In the initial position before the exposure starts as shown in FIG. 1, the driving voltage to the electrostrictive strain element 6 is not applied and the element 6 tends to remain balanced or linear. However, in this initial state, the electrostrictive strain element 6 engages at the driving end 6a with the second engaging pin 4a-2 by its own resiliency and presses the shutter blade opening and closing lever 4 in the blade closing direction. The electrostrictive strain element 6 is shown to be linear in FIG. 1 but should be understood to be somewhat bent in fact.
By the way, in FIGS. 1 and 2, the reference numeral 8 represents a photosensor for detecting a small orifice 2b provided in one shutter blade 2. By the cooperation of the orifice 2b and photosensor 8, the beginning of the opening of the shutter blades 2 is detected and this detecting signal is delivered to a known exposure time measuring means not illustrated to start counting the exposure time.

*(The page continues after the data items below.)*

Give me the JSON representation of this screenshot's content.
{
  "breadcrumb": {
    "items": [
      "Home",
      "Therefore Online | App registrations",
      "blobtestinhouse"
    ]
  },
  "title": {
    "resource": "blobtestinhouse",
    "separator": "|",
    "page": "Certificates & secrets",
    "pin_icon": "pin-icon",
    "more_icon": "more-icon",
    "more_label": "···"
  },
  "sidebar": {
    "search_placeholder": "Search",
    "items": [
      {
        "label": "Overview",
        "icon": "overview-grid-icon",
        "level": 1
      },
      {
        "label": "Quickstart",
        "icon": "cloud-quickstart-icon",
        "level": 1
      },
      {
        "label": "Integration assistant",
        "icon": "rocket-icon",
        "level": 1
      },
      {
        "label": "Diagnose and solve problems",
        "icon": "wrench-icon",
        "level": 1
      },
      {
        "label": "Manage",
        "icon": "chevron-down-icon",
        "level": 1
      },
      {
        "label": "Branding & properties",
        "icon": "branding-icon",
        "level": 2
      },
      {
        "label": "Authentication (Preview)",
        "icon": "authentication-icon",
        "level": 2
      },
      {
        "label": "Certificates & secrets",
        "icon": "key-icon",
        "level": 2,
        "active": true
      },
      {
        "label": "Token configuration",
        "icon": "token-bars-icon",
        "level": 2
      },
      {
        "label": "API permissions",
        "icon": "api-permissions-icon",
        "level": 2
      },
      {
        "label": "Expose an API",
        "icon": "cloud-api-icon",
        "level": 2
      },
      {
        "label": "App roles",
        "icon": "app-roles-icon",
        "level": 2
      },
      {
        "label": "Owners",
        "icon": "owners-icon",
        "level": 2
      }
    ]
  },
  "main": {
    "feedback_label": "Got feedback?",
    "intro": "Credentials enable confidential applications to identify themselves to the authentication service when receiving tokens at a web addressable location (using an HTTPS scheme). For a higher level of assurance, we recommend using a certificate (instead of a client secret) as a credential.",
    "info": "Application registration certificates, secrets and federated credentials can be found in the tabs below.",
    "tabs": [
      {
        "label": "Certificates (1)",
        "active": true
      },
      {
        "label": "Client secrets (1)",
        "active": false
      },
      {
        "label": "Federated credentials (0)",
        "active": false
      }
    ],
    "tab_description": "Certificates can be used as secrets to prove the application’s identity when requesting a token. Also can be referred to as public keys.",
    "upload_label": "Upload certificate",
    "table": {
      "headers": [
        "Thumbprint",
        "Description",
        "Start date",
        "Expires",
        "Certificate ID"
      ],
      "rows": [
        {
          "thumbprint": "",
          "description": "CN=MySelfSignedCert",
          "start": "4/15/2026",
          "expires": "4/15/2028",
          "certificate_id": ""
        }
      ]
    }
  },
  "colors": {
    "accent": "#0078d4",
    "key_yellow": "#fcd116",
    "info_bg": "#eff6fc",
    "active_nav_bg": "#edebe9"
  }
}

Now, in the above-mentioned conventional shutter, the total strain amount (total displacement amount) of the driving end 6a of the electrostrictive strain element 6 corresponding to the displacement of the shutter blades 2, 2 from the position shown in FIG. 1 to the fully opened position is shown by L.sub.0 in FIG. 2. However, from the position in which the driving end 6a engages with the second engaging pin 4a-2 of the recess portion 4a until it engages with the first engaging pin 4a-1, the displacement of the electrostrictive strain element 6 does not contribute to the operation of opening the shutter blades 2, 2, therefore the strain amount (displacement amount) of the element 6 substantially required to drive the shutter blades 2, 2 is L.sub.0 -l but the electrostrictive strain element 6 must be strained by L.sub.0 and some percentage of the displacement amount in one direction of the element 6 has been wasted. Therefore, in a range of a large strain amount, that is, in a range low in the reliability of the responding characteristic, the electrostrictive strain element has had to be used to open and close the shutter blades 2, 2. Thus, an electrostrictive strain element large in the strain amount and therefore requiring a costly large driving voltage has had to be used. There have been such disadvantages.